Aku mengabaikan tamu yang beralalu-lalang menikmati makananku. Mataku hanya terfokus pada pegawaiku.

Wajah dia begitu risih. Dia terlihat kesakitan saat salah satu Pengunjung Berbaju Partai menarik pegawaiku dari pinggangnya.

Dengan gesit aku menepis tangan Pengunjung Berbaju Partai itu pergi.

Aku menarik pegawaiku, mengamankan dia di belakang punggungku. Topeng berlapis besi ku angkat kepada wajahku, menegaskan, "Mohon maaf Pak. Pegawai k–"

Sebelum aku bisa menyelesaikan kalimatku, tubuh besar Lerri berjalan sempoyongan kepadaku. Seluruh beratnya tertumpu padaku. Dia bergumam, "G..hua... dah kbva...yak..an ...num.

".I..let," ucapnya sambil mendorongku hingga kepada kamar mandi belakang.

Aku tergopoh-gopoh menopang massa Lerri. Tetapi, aku berhasil menuntun dia ke depan pintu sekat salah satu toilet. "Keluarkan saja," ucapku kepada Lerri. "Nanti aku ambilkan susu u–"

Kalimatku terhenti seketika. BUGH, bunyi dentuman menggetarkan udara. Kemudian, aku merasakan sebuah hantaman keras pada keningku. Warna merah mengalir ke pelupuk mata kiri.

Lerri menghantamkan keningnya padaku. Wajahnya merah padam dan matanya dipeluk oleh ribuan pembuluh darah halus merah.

"Loe goblok ya?" tanya dia dengan suara datar. Suara ancaman yang merayap halus sebelum menjadi bencana.

"Apa?" balasku bingung. Bingung akan tindakan Lerri. Bingung akan amarahnya.

"Gua nanya, loe jawab!" tegasnya halus penuh kesal. "Loe goblok ya?!"

"Kaga. Aku hanya melakukan yang seharusnya dilakukan pemilik usaha, 'Melindungi karyawanku!'" tegasku pada Lerri.

Dia kemudian menghela nafas. Wajah dia kembali datar dan amarahnya memudar.

Seharusnya, sebagai rekan usaha, ketenangan dia adalah pertanda baik. Pertanda rekanku menghormati prinsipku.

Nyatanya..., aku salah.

Lerri menggenggam kedua lenganku. Aku bisa merasakan beban yang ditopang oleh kedua tapak kakiku semakin ringan, aku terangkat dua centi dari permukaan keramik kamar mandi.

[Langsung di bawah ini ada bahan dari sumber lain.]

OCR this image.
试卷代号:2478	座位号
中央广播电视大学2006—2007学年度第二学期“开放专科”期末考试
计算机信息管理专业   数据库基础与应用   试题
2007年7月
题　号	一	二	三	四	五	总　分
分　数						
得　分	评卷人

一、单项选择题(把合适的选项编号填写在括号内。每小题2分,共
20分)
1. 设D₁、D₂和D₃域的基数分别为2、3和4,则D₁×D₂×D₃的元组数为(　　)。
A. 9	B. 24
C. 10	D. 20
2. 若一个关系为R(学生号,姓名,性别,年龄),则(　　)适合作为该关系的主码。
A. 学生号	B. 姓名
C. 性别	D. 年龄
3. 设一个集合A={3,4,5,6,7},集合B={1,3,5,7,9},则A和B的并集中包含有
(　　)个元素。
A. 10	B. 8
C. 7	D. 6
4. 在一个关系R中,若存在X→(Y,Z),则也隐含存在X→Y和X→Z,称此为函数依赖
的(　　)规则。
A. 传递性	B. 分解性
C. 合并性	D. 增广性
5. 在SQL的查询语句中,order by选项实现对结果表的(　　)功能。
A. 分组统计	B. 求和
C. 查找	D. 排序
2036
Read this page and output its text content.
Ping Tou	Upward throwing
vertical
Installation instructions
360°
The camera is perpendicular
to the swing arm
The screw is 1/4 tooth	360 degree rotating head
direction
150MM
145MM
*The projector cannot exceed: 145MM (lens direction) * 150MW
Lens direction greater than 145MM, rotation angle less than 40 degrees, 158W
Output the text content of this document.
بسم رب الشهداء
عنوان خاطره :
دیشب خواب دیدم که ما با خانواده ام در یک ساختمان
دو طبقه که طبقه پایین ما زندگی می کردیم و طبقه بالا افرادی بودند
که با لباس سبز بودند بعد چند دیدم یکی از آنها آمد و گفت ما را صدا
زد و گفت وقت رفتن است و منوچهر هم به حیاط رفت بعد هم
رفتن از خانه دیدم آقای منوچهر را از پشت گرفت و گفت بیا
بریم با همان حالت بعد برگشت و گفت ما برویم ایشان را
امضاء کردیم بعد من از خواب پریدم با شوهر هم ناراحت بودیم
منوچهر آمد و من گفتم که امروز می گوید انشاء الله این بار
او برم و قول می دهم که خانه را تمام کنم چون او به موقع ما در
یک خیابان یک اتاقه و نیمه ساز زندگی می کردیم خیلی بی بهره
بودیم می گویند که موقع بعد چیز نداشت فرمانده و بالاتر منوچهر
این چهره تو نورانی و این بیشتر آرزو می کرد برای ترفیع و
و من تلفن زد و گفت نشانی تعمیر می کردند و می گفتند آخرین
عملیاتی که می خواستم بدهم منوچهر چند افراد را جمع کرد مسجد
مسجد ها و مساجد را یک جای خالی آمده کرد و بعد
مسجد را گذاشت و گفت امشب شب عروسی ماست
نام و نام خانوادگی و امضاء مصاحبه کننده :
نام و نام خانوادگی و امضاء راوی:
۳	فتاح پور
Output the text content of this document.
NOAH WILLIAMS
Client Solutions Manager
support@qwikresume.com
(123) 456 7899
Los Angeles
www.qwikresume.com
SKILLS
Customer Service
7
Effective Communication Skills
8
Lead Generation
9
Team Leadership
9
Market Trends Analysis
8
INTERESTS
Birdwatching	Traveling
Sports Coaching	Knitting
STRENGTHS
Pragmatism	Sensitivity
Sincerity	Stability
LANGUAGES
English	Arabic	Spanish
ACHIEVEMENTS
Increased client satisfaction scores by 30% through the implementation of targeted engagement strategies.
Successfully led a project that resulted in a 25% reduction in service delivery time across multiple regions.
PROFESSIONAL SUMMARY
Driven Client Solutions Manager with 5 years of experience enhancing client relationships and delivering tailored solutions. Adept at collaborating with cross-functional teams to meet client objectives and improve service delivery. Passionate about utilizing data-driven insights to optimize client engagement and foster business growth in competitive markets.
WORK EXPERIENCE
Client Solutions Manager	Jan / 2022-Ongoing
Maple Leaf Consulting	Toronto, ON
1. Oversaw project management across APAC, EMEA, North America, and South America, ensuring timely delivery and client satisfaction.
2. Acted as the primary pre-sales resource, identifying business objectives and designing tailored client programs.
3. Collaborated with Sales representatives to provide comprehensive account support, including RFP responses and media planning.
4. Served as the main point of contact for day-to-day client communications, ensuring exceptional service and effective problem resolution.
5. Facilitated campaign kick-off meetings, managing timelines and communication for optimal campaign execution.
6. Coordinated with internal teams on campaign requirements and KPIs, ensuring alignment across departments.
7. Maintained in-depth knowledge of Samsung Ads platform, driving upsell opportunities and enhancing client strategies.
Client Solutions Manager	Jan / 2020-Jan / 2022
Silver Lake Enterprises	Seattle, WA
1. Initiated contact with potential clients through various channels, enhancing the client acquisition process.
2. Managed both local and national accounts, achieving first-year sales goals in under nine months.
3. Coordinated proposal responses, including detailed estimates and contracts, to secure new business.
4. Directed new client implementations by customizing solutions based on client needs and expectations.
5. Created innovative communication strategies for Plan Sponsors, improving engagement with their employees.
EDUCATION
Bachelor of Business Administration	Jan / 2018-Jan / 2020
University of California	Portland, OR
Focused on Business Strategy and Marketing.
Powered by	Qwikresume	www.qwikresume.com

Dengan tatapan tajam dan suara tenang pengusaha, dia bertanya, "Loe tahu kaga tangan siapa yang baru aja loe pukul?"

"A–"

"Jangan loe bilang 'Apa peduli loe?'!

"Gua tahu itu reaksi loe kalo dah keras kepala.

"Orang itu Sekretaris Jenderal Partai Amanah Alamm. Dan DIA yang ngesahin ijin usaha gua!!!

"Usaha yang loe pake buat 'nyelamatin' orang-orang Lot 07!!!"

"Dan apakah dia harus bertingkah seperti itu!?" bentakku seiring menendang Lerri di perutnya yang tebal. "Macam hewan yang tidak tahu tata krama?"

Lerri mendekat kemudian. Kedua kerahku pun ditariknya. "Tata krama? Mereka orang paling berkuasa di sini, MEREKA YANG NGATUR TATA KERAMA!!!

"Ditambah lagi. Loe dengan 'Memberikan Kesempatan Kedua' bullshit. Gua dan loe udah –. Kaga. Kita berdua udah tahu staff loe datang dari mana.

"Dan gua tahu loe mengabaikannya.

"Mengabaikan pikiran itu.

"Sekarang, gua minta loe pikirin ini, 'Gua punya 10% dan gua kaga masalah. Tapi gua yang menjadi dinding loe dari orang-orang di meja gua.' Kalo loe mau gua lepas, silahkan.

"Tapi..., kalo gara-gara loe, gua juga kena. Gua bakal pastikan yang sakit adalah orang-orang yang 'loe tolong.'"

Setelah mendengar itu, semua gejolak emosi yang berputar bagai badai di dalam perutku menjadi padat. Padatan itu begitu dingin, membekukan darah hingga kakiku goyah.

Aku pun bergegas menopang seluruh beban tubuhku pada permukaan wastafel.

Saat aku mengangkat kepala, aku melihat wajahku pucat. Tetapi, wajah itu berbeda. Wajah itu terlihat..., prihatin.

"Kenapa kamu pucat?"

"Aku baru saja menghadapi sesuatu yang tidak menyenangkan."

"Lerri?"

"Ya..."

"Kamu tahu..., dia benar."

"Benar tentang apa?"

"Tentang semuanya. Tentang kuasa orang-orang itu. Tentang pegawai kita."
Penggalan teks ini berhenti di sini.